Paying A Literary Debt.

The little Scandinavian countries have given us Ibsen and Bjornson, Brandes and Selma Lagerlof — the greatest of modern dramatists, one of the greatest of literary mad mullahs, a critic of the first rank and the foremost woman writer of the day. How have we paid up that literary debt? What contemporary English and American books have been done into Dano-Norwegian and Swedish? What English and American writers do the Danes, Swedes and Norwegians read?

A glance at a recent catalogue of the Gyldendal Publishing House, of Copenhagen, the principal establishment of its kind in Scandinavia, affords us a somewhat astonishing answer. Are the Danes reading Mark Twain, Howells, Henry James, Conrad, Moore and Meredith? Apparently not. The Americans who appear to be represented by translations are Robert Herrick, Frank Norris and Jack London! And the favorites among Englishmen seem to be Israel Zangwill and Conan Doyle, with H.G Welles and Thackeray as bad seconds!

There are no less than eight volumes of Sherlock Holmes stories on the Gyldendal list. Just before the name of Doyle stands that of Dickens. He is represented by but one book, “Oliver Twist.” The two lonesome American novels on the list are Herrick’s “The Memoirs of an American Citizen” (“En Amerikansk Borgers Erindringer”) and Norris’ “The Octopus” (“Polypen”). Supporting them is Jack London’s book of Klondike tales, under the title of “Fortaellinger fra Klondyke.” Two volumes of Zangwill’s Ghetto stories are also there — but no sign appears of “Huckleberry Finn.”

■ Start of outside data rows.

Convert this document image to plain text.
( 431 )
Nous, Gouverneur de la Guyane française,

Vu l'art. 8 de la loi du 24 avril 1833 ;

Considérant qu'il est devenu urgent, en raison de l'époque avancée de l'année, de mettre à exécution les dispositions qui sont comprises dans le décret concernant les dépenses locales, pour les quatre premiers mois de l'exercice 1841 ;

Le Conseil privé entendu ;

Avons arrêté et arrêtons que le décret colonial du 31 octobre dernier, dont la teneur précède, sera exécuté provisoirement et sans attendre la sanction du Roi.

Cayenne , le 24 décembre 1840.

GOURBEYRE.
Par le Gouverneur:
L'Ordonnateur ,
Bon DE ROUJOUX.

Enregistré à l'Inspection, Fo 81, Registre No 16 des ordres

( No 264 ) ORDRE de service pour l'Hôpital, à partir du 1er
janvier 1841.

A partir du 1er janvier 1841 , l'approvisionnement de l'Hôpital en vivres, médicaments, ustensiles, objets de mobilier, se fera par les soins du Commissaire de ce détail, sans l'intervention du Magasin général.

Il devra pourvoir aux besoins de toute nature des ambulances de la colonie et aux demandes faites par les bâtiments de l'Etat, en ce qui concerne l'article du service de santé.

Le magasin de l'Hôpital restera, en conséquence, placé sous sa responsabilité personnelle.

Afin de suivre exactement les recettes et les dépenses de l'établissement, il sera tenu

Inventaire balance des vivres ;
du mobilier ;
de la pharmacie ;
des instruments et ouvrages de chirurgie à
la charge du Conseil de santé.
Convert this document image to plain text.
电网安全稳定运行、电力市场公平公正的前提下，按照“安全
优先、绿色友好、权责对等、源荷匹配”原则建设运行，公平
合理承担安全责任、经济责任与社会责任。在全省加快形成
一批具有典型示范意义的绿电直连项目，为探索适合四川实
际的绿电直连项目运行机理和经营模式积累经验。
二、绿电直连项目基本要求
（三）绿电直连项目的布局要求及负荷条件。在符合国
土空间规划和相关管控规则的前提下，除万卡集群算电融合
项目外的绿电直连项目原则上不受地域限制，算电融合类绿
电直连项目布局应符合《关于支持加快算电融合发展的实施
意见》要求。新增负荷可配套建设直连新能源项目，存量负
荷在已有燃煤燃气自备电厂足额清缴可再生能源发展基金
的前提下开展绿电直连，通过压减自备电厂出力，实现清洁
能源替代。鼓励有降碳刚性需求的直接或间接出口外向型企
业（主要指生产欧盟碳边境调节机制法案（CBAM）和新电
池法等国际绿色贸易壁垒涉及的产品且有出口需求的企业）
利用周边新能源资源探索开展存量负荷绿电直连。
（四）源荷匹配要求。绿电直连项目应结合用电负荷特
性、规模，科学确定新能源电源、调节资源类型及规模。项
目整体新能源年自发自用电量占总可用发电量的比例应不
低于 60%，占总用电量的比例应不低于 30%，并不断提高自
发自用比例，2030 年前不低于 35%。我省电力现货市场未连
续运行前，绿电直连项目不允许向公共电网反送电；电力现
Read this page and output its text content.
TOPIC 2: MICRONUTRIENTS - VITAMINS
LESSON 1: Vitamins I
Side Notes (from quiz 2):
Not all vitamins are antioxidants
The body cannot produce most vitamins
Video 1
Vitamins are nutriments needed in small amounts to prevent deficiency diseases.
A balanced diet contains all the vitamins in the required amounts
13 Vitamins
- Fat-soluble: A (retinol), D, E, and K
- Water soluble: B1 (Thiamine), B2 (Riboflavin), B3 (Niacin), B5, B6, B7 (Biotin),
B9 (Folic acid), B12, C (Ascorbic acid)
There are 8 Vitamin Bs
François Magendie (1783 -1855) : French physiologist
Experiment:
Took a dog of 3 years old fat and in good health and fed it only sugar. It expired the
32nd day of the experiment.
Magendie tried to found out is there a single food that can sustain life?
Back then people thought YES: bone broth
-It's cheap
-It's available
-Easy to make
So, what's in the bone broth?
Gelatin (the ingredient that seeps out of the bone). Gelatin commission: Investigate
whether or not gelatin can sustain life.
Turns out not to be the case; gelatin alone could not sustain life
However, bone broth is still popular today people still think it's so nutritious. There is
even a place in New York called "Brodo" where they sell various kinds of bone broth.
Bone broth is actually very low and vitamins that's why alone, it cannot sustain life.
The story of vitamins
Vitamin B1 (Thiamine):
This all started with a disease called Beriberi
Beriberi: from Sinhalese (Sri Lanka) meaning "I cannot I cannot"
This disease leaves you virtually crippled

The publishers apply the high-sounding denomination of “Moderne Verdenslitteratur.” (“Modern World-Literature”) to the books of Herrick, London, Norris and Zangwill, and in the same list the works of Pierre Loti, Anatole France and Paul Bourget appear. On a separate sheet, devoted apparently to classics, and showing, among other books, the poems of Heine, there appears one volume of James Fenimore Cooper’s Indian fustian and Thackeray’s “Book of Snobs.” The latter, which becomes, in Danish, “Bogen om Snobberne,” has the honor of a special paragraph, in which it is praised as “a classical book” and “one of the best-known in English literature.” But how about “Vanity Fair,” “Pendennis” and “Henry Esmond?” Alas, they are not there!